Gli affreschi di Annibale Carracci nella Galleria Farnese
Artista di spicco nella storia della pittura tra Cinquecento e Seicento, Annibale Carracci fu considerato dagli storici del tempo come il nuovo Raffaello.
Annibale, nato a Bologna nel 1560, visse nella stessa epoca del Caravaggio, ma, a differenza del pittore lombardo, ricevette sin da subito un grandissimo apprezzamento da parte degli studiosi contemporanei che lo vedevano come un innovatore della pittura.
Molti studiosi videro riaccendersi quella che era stata nel Rinascimento la contrapposizione tra Michelangelo e Raffaello, nuovamente alla fine del ‘500, ed aveva come protagonisti Annibale e Caravaggio.
La formazione culturale del primo si basava sull’organizzazione del lavoro nell’ambito di una “scuola”, ricalcando l’antica pratica di bottega. In effetti, dal 1582, Annibale, insieme al fratello maggiore Agostino e il cugino Ludovico, fonderà a Bologna la celebre Accademia degli Incamminati, che si proponeva di formare giovani pittori.
Il secondo, pur essendo stato allievo di Simone Peterzano (scuola tizianesca), praticò la professione di pittore in solitudine, senza creare una scuola né tantomeno formare discepoli.
Nonostante la scarsa documentazione, gli affreschi della Galleria di palazzo Farnese a Roma rappresentano uno dei massimi capolavori eseguiti dall’artista. Si tratta di un’opera commissionata dal cardinale Odoardo Farnese, alla quale Annibale lavorò, in più riprese, tra il 1597 e il 1607.

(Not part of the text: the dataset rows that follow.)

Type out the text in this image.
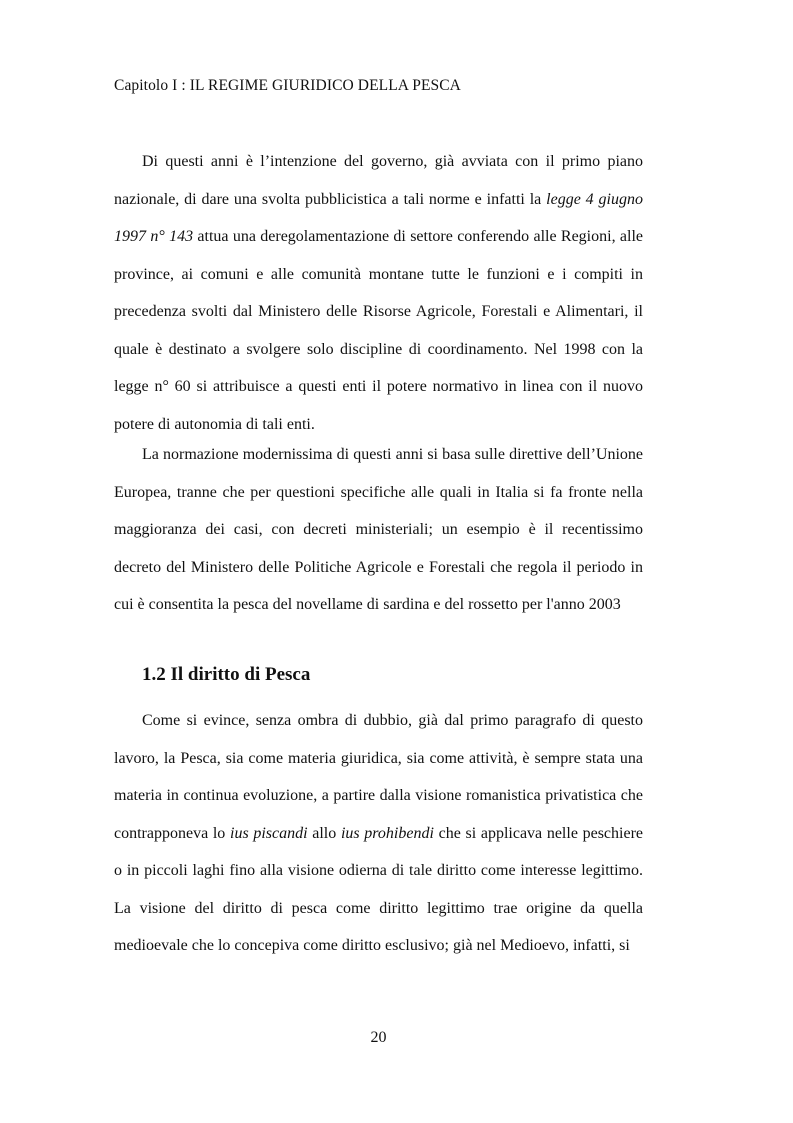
Capitolo I : IL REGIME GIURIDICO DELLA PESCA

Di questi anni è l’intenzione del governo, già avviata con il primo piano nazionale, di dare una svolta pubblicistica a tali norme e infatti la legge 4 giugno 1997 n° 143 attua una deregolamentazione di settore conferendo alle Regioni, alle province, ai comuni e alle comunità montane tutte le funzioni e i compiti in precedenza svolti dal Ministero delle Risorse Agricole, Forestali e Alimentari, il quale è destinato a svolgere solo discipline di coordinamento. Nel 1998 con la legge n° 60 si attribuisce a questi enti il potere normativo in linea con il nuovo potere di autonomia di tali enti.

La normazione modernissima di questi anni si basa sulle direttive dell’Unione Europea, tranne che per questioni specifiche alle quali in Italia si fa fronte nella maggioranza dei casi, con decreti ministeriali; un esempio è il recentissimo decreto del Ministero delle Politiche Agricole e Forestali che regola il periodo in cui è consentita la pesca del novellame di sardina e del rossetto per l'anno 2003

1.2 Il diritto di Pesca

Come si evince, senza ombra di dubbio, già dal primo paragrafo di questo lavoro, la Pesca, sia come materia giuridica, sia come attività, è sempre stata una materia in continua evoluzione, a partire dalla visione romanistica privatistica che contrapponeva lo ius piscandi allo ius prohibendi che si applicava nelle peschiere o in piccoli laghi fino alla visione odierna di tale diritto come interesse legittimo. La visione del diritto di pesca come diritto legittimo trae origine da quella medioevale che lo concepiva come diritto esclusivo; già nel Medioevo, infatti, si

20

È certo che già dal 1597-1598, Annibale dovette servirsi di giovani collaboratori capaci, entrati stabilmente nella sua cerchia, come il Domenichino, e non mancò il supporto del fratello maggiore Agostino e del nipote Antonio Carracci.
Il tema di fondo della volta è quello dell’Amore degli dèi, amore vissuto in tutte le sue forme, da quella tormentosa a quella idilliaca, rappresentato mediante le coppie più celebri della mitologia (basate principalmente sulle Metamorfosi di Ovidio).
La finalità era quella di celebrare le nozze tra Margherita Aldobrandini, nipote di Papa Clemente VIII, e Ranuccio Farnese.
Inoltre, il Trionfo di Bacco e Arianna, al centro della volta, si pone nel contesto di palazzo Farnese come il trionfo dell’arte della pittura e l’alba di una nuova rinascita.
Caratteristica propria di Annibale è anche la conciliazione del colore e del disegno, come scriveva l’erudito perugino Luigi Pellegrino Scaramuccia nel suo trattato Le finezze dei pennelli italiani (1674): «S’abbatterono alla fine nella famosa, non meno che ammirabile, Galleria dipinta a fresco, quale per sempre a onta dell’Invidia sarà eternamente apprezzata per un singolar portento del pennello del grand’Annibale Carracci, poiché il disegno in essa in compagnia d’un perfetto colorito, eccellentemente trionfa, e gli artifici, le Maestrie, e le vaghe Inventioni vie sempre per quelle pareti, per meraviglia d’ogni ingegno, ad ogn’hora risplendono».
Le luminose cromie accompagnano gli scultorei corpi quasi michelangioleschi che si stagliano su una prospettiva illusionistica. In relazione alla natura della stesura dei pigmenti, sono state impiegate tecniche diverse: sulle parti ad affresco si sovrappongono stesure di colore a secco, come si vede nel ciclo del Trionfo di Bacco e Arianna in cui, su una stesura di smaltino dato a fresco, si sovrappone l’azzurrite tratteggiata a secco, conferendo l’effetto luminoso dei cieli. Il tratteggio ritorna anche nelle ombre, unito a puntini rotondi.
La fatica di dieci lunghi anni di lavoro non sarà tuttavia giustamente ricompensata dal cardinale Odoardo, che una volta terminati i lavori, dopo aver fatto vivere in condizioni tutt’altro che agiate il pittore emiliano, lo pagherà malissimo, tanto da provocargli una grave crisi.